A detailed piece of code discovered by security researchers has been making the rounds across the internet that confirms that three of ZTE’s own Android phones and possibly more are being shipped with a backdoor that would theoretically allow any knowledgeable developer root access to the filesystem on the affected phones and consequently, allow the same access to malware disguised as legitimate applications that are often found within and outside of Google Play. The two models sold that are affected so far are the Score M and the European Skate.
The backdoor has also raised legitimate concerns about ZTE’s own competence in regards to shipping devices with such a backdoor. While it makes rooting the devices easier for modders and developers for tinkering and additional device development, it is not just a mere coincidence that these devices are being shipped out and being actively sold on carriers without any acknowledgement. ZTE has yet to officially release a response to the evidence presented.

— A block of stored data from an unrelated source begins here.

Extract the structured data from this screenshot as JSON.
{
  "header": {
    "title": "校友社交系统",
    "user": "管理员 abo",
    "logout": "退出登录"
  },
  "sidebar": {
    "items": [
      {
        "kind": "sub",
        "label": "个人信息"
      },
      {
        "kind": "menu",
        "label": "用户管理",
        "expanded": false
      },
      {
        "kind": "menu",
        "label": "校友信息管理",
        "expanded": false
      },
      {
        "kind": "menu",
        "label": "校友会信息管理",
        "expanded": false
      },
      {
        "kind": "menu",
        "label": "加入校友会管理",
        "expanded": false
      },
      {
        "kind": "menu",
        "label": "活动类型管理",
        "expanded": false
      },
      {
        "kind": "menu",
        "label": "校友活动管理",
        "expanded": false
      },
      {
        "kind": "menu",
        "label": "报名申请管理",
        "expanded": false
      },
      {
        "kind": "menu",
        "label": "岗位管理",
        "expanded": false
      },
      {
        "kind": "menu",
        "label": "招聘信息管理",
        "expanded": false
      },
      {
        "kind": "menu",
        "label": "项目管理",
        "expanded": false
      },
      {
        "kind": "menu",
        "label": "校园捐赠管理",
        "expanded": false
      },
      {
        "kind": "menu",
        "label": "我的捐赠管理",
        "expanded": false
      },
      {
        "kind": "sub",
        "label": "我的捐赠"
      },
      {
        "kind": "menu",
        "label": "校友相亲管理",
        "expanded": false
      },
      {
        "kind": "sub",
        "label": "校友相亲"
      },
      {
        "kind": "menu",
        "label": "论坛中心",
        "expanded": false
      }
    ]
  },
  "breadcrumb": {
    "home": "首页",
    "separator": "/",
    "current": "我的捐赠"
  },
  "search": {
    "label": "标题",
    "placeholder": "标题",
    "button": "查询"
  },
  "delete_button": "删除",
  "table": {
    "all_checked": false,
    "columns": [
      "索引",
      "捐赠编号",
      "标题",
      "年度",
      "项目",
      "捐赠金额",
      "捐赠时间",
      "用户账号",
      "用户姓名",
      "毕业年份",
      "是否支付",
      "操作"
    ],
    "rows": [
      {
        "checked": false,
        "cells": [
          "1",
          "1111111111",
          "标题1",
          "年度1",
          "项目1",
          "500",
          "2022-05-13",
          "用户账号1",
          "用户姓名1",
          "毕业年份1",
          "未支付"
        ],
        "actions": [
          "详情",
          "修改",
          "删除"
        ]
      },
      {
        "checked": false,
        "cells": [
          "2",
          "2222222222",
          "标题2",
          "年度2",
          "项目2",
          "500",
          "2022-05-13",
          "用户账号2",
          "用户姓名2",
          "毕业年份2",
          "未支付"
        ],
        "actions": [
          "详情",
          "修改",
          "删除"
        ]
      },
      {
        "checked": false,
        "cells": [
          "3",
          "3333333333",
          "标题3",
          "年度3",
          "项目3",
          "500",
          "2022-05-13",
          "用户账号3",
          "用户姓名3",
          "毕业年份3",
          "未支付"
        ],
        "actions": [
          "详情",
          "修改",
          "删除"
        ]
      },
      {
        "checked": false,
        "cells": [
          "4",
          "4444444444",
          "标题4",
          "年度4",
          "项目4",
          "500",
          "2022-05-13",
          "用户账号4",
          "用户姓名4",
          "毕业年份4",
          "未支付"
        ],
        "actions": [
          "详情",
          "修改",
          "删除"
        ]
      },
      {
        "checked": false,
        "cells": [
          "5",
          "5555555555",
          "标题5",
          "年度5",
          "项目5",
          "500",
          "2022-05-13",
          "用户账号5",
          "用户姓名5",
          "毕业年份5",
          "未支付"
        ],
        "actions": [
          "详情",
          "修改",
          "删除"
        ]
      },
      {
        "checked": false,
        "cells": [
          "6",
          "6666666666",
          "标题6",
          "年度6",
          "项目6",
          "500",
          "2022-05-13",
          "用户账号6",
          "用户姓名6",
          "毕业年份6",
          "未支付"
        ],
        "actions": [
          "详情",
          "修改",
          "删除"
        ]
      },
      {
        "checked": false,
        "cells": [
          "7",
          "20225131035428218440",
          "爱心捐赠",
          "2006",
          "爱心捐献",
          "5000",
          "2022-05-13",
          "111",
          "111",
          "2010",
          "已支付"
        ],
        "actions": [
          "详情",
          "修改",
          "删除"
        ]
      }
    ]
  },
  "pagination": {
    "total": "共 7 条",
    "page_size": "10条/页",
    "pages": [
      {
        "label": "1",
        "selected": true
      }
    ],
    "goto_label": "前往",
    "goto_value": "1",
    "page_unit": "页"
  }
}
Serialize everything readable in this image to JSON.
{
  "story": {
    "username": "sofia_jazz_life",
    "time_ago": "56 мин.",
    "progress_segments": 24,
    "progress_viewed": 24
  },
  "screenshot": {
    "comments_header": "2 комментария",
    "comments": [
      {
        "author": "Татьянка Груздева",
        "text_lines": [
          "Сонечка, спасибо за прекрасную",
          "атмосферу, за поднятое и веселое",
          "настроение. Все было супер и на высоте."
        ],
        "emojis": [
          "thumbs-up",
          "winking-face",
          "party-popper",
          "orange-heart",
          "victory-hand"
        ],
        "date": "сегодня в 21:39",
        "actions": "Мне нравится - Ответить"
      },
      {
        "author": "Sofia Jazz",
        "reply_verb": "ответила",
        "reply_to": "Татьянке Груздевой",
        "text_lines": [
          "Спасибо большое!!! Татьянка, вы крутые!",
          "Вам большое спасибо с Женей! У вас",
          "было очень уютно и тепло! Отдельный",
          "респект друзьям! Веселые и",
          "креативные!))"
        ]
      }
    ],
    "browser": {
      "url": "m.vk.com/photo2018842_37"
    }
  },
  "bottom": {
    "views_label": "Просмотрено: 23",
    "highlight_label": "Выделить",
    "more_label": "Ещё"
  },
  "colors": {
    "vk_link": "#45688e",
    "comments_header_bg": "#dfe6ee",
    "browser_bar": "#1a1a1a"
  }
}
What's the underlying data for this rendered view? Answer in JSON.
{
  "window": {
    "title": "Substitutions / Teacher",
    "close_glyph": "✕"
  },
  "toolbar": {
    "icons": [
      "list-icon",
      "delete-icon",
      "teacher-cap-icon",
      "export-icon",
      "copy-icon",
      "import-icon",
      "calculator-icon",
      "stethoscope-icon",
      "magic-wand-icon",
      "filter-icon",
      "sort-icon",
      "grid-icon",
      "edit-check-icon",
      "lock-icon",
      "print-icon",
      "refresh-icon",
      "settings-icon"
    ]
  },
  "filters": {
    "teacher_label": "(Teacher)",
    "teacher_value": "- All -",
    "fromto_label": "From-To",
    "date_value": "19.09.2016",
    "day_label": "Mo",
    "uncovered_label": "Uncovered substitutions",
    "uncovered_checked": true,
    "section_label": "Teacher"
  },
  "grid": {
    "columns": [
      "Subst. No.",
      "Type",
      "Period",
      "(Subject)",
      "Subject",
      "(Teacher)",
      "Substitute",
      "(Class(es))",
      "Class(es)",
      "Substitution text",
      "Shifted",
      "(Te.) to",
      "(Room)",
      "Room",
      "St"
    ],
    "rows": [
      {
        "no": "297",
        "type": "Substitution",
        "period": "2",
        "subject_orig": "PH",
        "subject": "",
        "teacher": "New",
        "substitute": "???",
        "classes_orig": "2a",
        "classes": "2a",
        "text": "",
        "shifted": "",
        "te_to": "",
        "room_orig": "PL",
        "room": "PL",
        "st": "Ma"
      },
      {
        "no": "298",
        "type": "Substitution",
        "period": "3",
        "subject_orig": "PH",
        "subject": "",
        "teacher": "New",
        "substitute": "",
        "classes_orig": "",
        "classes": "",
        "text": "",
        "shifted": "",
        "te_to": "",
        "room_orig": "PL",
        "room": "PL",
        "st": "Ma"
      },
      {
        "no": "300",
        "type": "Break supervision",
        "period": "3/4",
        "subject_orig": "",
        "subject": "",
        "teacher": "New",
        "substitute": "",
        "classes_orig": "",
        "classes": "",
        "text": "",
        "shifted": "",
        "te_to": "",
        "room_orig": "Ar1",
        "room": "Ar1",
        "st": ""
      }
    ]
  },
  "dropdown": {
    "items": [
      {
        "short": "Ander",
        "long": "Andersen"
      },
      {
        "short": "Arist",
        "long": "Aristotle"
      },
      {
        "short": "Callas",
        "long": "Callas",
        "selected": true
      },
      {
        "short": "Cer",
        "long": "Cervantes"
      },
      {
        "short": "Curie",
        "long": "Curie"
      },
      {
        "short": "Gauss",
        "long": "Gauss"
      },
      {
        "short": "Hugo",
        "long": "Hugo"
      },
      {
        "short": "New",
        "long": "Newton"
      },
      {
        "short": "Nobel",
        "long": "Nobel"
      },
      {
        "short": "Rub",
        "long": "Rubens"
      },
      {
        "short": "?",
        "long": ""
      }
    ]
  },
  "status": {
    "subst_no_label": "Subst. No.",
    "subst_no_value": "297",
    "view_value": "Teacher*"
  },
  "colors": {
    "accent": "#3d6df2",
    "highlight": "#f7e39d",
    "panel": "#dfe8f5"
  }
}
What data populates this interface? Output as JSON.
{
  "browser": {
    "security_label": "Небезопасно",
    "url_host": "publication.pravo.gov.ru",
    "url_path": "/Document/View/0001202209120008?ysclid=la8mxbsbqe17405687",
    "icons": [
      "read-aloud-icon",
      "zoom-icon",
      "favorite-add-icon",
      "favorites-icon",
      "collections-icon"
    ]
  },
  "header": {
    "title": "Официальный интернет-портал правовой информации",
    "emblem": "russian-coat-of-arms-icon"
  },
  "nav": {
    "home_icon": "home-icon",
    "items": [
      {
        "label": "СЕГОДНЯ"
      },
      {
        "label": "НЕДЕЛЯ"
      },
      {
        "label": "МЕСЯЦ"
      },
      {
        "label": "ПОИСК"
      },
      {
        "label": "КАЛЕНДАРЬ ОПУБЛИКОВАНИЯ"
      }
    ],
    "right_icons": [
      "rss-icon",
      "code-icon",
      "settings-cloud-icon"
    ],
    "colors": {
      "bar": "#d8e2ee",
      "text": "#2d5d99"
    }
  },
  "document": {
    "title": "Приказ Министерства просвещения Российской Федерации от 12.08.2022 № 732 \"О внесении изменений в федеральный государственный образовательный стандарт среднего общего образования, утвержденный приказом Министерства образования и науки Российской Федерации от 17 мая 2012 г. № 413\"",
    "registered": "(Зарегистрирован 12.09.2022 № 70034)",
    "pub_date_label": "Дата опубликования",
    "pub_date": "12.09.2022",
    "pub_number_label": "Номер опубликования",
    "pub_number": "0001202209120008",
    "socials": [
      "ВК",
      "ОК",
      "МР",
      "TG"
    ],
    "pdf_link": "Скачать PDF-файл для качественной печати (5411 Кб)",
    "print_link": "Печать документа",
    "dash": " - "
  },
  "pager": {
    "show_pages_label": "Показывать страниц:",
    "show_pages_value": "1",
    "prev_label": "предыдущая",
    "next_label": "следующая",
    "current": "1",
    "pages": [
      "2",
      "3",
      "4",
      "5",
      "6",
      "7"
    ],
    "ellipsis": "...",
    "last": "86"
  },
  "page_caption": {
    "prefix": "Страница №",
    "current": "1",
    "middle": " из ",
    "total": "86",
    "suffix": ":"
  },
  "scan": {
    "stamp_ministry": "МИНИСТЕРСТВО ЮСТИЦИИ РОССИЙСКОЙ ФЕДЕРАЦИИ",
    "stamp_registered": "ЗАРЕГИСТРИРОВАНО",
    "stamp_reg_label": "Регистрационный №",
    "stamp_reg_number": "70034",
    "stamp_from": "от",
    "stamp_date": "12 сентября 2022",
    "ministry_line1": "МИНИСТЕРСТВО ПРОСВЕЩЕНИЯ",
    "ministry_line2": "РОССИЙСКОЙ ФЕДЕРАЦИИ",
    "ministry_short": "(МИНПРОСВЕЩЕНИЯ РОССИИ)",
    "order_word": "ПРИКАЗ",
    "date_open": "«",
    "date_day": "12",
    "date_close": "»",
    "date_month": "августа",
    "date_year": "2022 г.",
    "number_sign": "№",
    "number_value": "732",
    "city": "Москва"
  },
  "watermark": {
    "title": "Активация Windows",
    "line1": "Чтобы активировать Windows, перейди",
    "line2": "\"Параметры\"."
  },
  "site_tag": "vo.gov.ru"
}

What makes it so effective is that it uses a hardcoded and easily deciphered password that can work on all devices and is not device-specific, being more of a universal password to gain root access to every device affected and as many people do not look at the permissions for what each app requests when downloading apps to an affected phone, downloading the wrong app could spell trouble. The actual discovery as found on Pastebin is pasted below for context:
The ZTE Score M is an Android 2.3.4 (Gingerbread) phone available in the United States on MetroPCS, made by Chinese telecom ZTE Corporation.
There is a setuid-root application at /system/bin/sync_agent that serves no function besides providing a root shell backdoor on the device. Just give the magic, hard-coded password to get a root shell:
$ sync_agent ztex1609523
Nice backdoor, ZTE.
Since the revelation was first discovered, the backdoor has also been discovered on European ZTE handsets, as the ZTE Skate sold by the UK branch of the French carrier Orange is also affected, with more research being done to see if other units are affected.